At least 1 million of the 2.8 million hectares of land in the southern and south-western parts of the country have salinity at different scales in them, according to the BRAC. Therefore, it becomes almost impossible to cultivate those lands in Robi and Kharip-1 farming seasons. The salinity in river water goes up to 25-30 DS/m during those periods.

“The lands in the coastal areas and also the groundwater are having more salinity in them due to global warming and rise in the sea-level. Also, cyclones and tidal waves are damaging the embankments leading to saline water infusing in the farm lands and hampering the natural agricultural production,” said Tousif Ahmed Qureshi, senior manager of BRAC Climate Change Programme.

Under the current circumstances, farmers will benefit from cultivating sunflowers, believe the agriculturalists.

"Usually, vast swathes of lands are left uncultivated after the harvest of Aman paddy. And around 1,200-1,300 hectares of land are used for farming watermelons. This year, we asked a few farmers to cultivate sunflowers on the aisles of the watermelon fields. Actually, if you can establish one crop, its production can be continued,” said Ashim Kumar Das, agriculture officer at Koyra in Khulna.

The farmers in the Upazila cultivated sunflower on 20 hectares of land last year and 90 hectares this time, according to him.

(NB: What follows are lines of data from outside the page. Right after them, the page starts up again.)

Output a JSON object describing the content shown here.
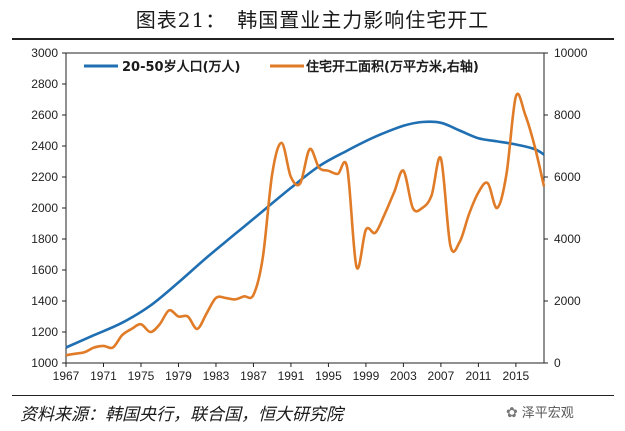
{
  "title": "图表21：　韩国置业主力影响住宅开工",
  "source": "资料来源：韩国央行，联合国，恒大研究院",
  "watermark": "泽平宏观",
  "chart_data": {
    "type": "line",
    "xlabel": "",
    "ylabel_left": "",
    "ylabel_right": "",
    "x_tick_labels": [
      "1967",
      "1971",
      "1975",
      "1979",
      "1983",
      "1987",
      "1991",
      "1995",
      "1999",
      "2003",
      "2007",
      "2011",
      "2015"
    ],
    "xlim": [
      1967,
      2018
    ],
    "ylim_left": [
      1000,
      3000
    ],
    "ylim_right": [
      0,
      10000
    ],
    "y_ticks_left": [
      1000,
      1200,
      1400,
      1600,
      1800,
      2000,
      2200,
      2400,
      2600,
      2800,
      3000
    ],
    "y_ticks_right": [
      0,
      2000,
      4000,
      6000,
      8000,
      10000
    ],
    "grid": false,
    "legend_placement": "top",
    "series": [
      {
        "name": "20-50岁人口(万人)",
        "axis": "left",
        "color": "#1f6fb2",
        "x": [
          1967,
          1970,
          1973,
          1976,
          1979,
          1982,
          1985,
          1988,
          1991,
          1994,
          1997,
          2000,
          2003,
          2005,
          2007,
          2009,
          2011,
          2013,
          2015,
          2017,
          2018
        ],
        "values": [
          1100,
          1180,
          1260,
          1370,
          1520,
          1680,
          1830,
          1980,
          2130,
          2270,
          2370,
          2460,
          2530,
          2555,
          2550,
          2500,
          2450,
          2430,
          2410,
          2380,
          2345
        ]
      },
      {
        "name": "住宅开工面积(万平方米,右轴)",
        "axis": "right",
        "color": "#e07b27",
        "x": [
          1967,
          1968,
          1969,
          1970,
          1971,
          1972,
          1973,
          1974,
          1975,
          1976,
          1977,
          1978,
          1979,
          1980,
          1981,
          1982,
          1983,
          1984,
          1985,
          1986,
          1987,
          1988,
          1989,
          1990,
          1991,
          1992,
          1993,
          1994,
          1995,
          1996,
          1997,
          1998,
          1999,
          2000,
          2001,
          2002,
          2003,
          2004,
          2005,
          2006,
          2007,
          2008,
          2009,
          2010,
          2011,
          2012,
          2013,
          2014,
          2015,
          2016,
          2017,
          2018
        ],
        "values": [
          250,
          300,
          350,
          500,
          550,
          500,
          900,
          1100,
          1250,
          1000,
          1250,
          1700,
          1500,
          1500,
          1100,
          1600,
          2100,
          2100,
          2050,
          2150,
          2200,
          3400,
          6100,
          7100,
          6000,
          5800,
          6900,
          6300,
          6200,
          6100,
          6300,
          3100,
          4300,
          4200,
          4800,
          5500,
          6200,
          5000,
          5000,
          5400,
          6600,
          3800,
          3900,
          4800,
          5500,
          5800,
          5000,
          6100,
          8600,
          8000,
          7000,
          5700
        ]
      }
    ]
  }
}
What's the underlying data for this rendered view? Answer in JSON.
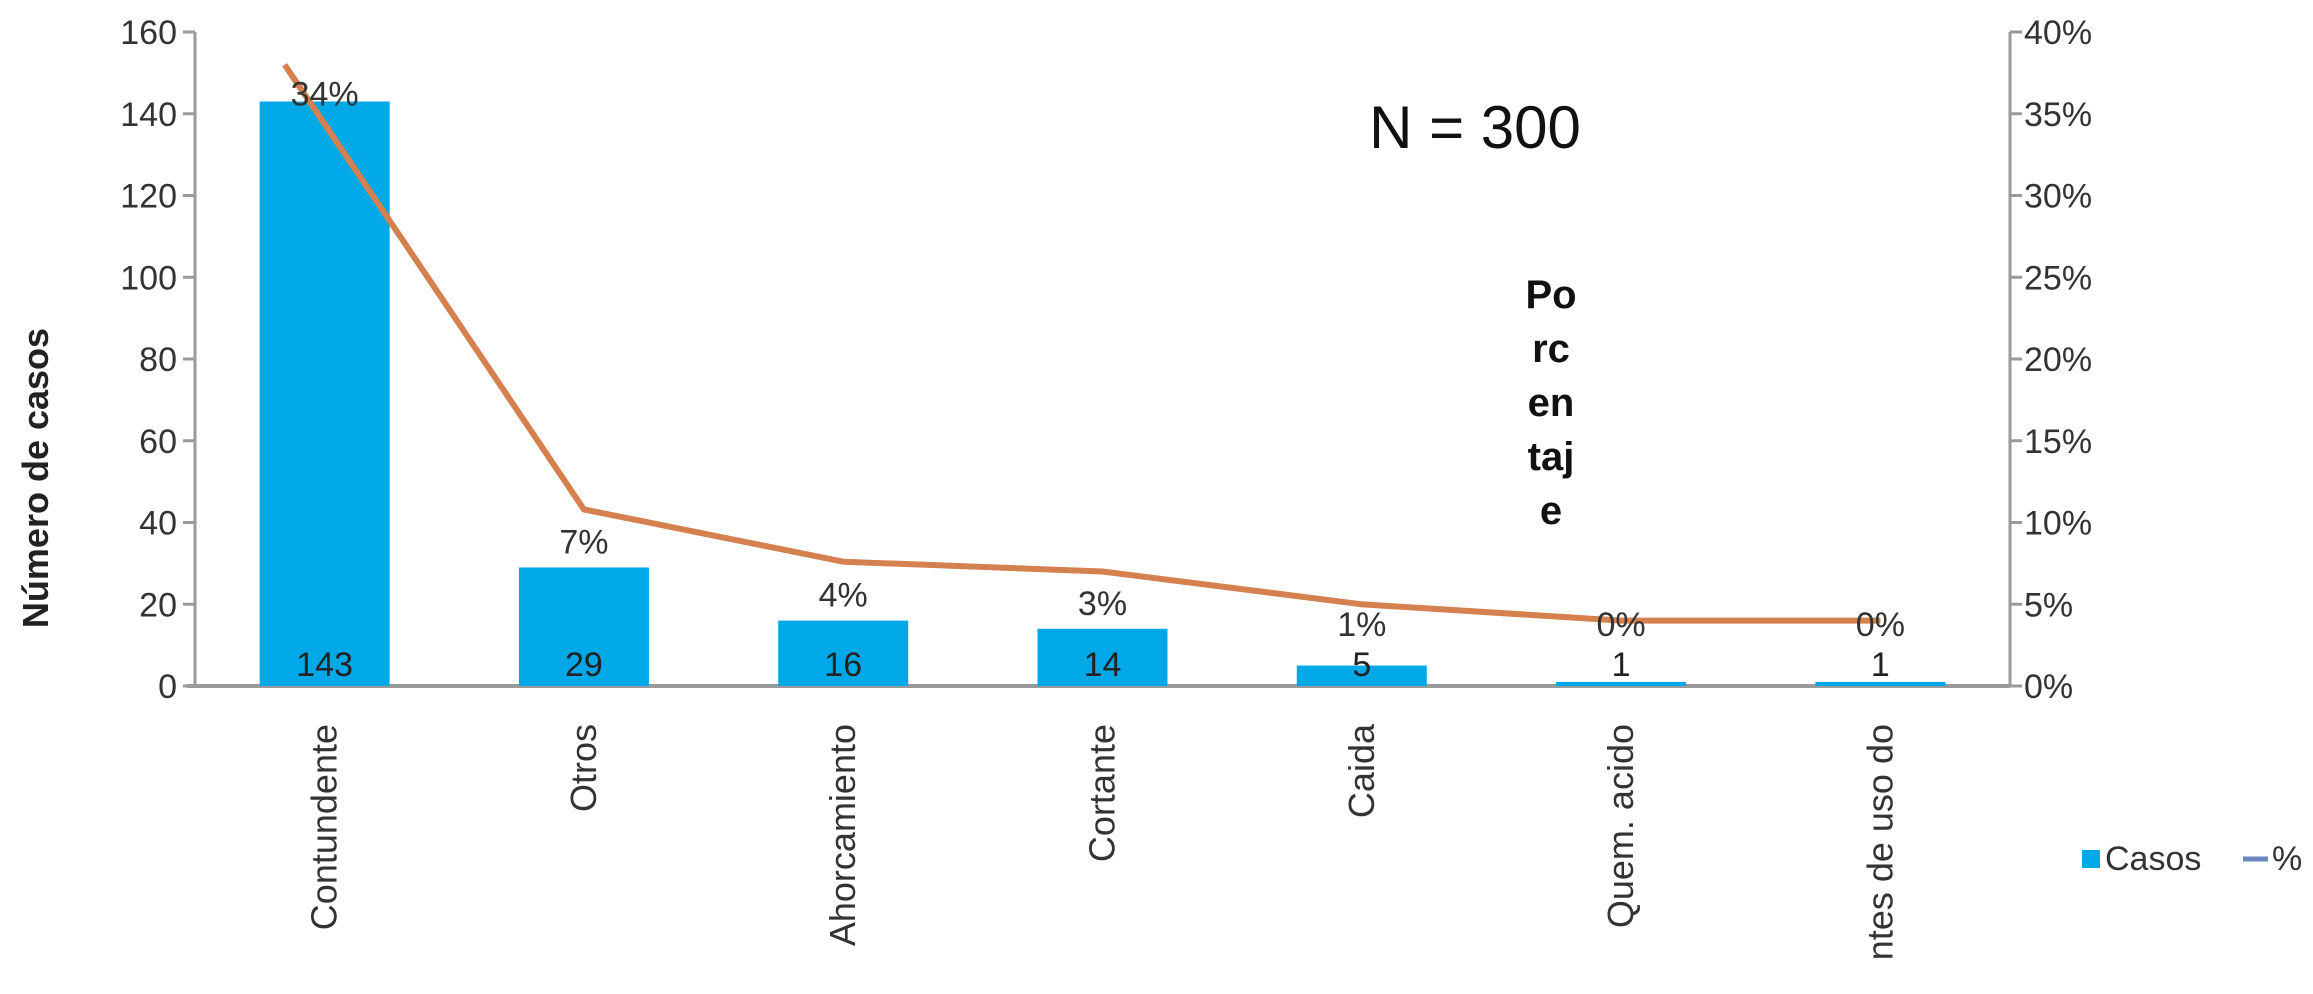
{
  "chart_data": {
    "type": "bar",
    "categories": [
      "Contundente",
      "Otros",
      "Ahorcamiento",
      "Cortante",
      "Caida",
      "Quem. acido",
      "ntes de uso do"
    ],
    "series": [
      {
        "name": "Casos",
        "type": "bar",
        "axis": "left",
        "values": [
          143,
          29,
          16,
          14,
          5,
          1,
          1
        ],
        "color": "#00a8e8"
      },
      {
        "name": "%",
        "type": "line",
        "axis": "right",
        "values": [
          38,
          10.8,
          7.6,
          7.0,
          5.0,
          4.0,
          4.0
        ],
        "color": "#d4804f"
      }
    ],
    "data_labels": [
      "34%",
      "7%",
      "4%",
      "3%",
      "1%",
      "0%",
      "0%"
    ],
    "ylabel": "Número de casos",
    "y2label": "Porcentaje",
    "y2label_lines": [
      "Po",
      "rc",
      "en",
      "taj",
      "e"
    ],
    "annotation": "N = 300",
    "ylim": [
      0,
      160
    ],
    "yticks": [
      0,
      20,
      40,
      60,
      80,
      100,
      120,
      140,
      160
    ],
    "y2lim": [
      0,
      40
    ],
    "y2ticks": [
      "0%",
      "5%",
      "10%",
      "15%",
      "20%",
      "25%",
      "30%",
      "35%",
      "40%"
    ],
    "legend": {
      "position": "right",
      "items": [
        "Casos",
        "%"
      ]
    },
    "grid": false
  }
}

Although imported sunflower oil prices are more than double of most used soybean oil in Bangladesh’s markets, the marginal farmers in the coastal areas of Bangladesh do not get expected prices for their sunflower seeds.

“We don’t cultivate sunflowers much despite high yields because we are afraid that we won’t get customers,” said Kalipad of Khulna.

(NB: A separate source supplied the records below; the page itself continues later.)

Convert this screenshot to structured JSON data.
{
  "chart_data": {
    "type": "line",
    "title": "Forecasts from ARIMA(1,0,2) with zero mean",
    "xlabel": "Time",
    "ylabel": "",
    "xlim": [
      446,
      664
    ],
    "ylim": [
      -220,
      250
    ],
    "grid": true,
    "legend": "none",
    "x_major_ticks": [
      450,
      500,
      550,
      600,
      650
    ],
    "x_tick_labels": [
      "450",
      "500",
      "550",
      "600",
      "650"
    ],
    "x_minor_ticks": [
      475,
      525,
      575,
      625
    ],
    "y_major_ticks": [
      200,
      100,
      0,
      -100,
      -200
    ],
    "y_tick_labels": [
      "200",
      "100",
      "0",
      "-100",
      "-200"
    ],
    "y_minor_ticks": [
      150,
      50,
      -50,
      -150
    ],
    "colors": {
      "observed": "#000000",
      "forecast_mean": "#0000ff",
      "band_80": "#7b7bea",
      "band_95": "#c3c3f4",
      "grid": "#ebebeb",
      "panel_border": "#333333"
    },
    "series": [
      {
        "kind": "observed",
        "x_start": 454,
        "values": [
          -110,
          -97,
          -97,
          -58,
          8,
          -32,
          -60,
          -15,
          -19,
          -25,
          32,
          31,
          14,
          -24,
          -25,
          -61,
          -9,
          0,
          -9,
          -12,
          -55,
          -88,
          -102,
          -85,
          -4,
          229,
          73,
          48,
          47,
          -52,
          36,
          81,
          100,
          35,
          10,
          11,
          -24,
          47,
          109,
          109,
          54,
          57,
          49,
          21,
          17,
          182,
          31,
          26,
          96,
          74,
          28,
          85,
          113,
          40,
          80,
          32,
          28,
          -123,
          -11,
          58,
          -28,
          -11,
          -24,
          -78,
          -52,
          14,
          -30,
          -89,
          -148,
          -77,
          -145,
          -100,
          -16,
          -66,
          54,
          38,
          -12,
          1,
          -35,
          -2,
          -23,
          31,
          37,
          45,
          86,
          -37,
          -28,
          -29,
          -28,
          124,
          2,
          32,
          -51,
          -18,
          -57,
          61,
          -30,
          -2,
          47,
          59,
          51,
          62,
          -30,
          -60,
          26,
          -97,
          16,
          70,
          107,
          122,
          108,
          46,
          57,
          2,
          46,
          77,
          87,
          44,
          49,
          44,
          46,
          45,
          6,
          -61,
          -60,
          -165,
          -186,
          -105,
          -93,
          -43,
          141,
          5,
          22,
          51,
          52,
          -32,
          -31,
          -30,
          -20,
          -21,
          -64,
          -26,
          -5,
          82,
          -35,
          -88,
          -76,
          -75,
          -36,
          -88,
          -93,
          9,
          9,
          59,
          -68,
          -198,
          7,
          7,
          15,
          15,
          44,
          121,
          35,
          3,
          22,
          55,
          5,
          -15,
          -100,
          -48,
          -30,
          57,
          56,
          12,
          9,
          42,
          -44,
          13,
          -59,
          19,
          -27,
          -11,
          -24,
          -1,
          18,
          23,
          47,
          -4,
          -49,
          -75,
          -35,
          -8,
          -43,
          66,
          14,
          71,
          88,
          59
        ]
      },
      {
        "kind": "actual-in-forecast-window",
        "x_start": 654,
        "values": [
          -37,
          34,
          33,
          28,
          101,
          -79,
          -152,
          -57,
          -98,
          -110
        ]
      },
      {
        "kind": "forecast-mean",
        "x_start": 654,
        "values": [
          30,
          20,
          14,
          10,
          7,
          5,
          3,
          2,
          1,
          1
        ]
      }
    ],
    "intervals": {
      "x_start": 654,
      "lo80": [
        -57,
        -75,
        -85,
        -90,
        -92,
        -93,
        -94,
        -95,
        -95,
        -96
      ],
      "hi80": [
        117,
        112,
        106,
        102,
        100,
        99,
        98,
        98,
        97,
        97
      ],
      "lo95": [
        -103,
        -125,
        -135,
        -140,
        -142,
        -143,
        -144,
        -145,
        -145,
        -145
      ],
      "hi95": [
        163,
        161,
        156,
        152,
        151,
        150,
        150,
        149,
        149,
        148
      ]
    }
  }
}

Project Director Jashim said the producers are not interested in locally produced sunflower seeds because they do not give as much oil as imported seeds do.

So, the government was planning to distribute 100 extractors among the farmers so that they can produce and use the oil themselves. “We’re also trying to link them up with the buyers.”

He hopes private firms will get interested in producing sunflower oil gradually.

Globe Edible Oil has been producing and marketing sunflower oil in Bangladesh for several years.

Its Managing Director Mamunur Rashid said they used to buy seeds from Ukraine, Romania and Bulgaria but stopped after prices shot up due to the war in Europe while Bangladesh is facing a shortage of dollars that are required for imports.

Only 5 percent of the seeds collected by the company were locally produced, but the amount of oil from those seeds was low.

“And the colour of the pomace from these seeds is not so good.”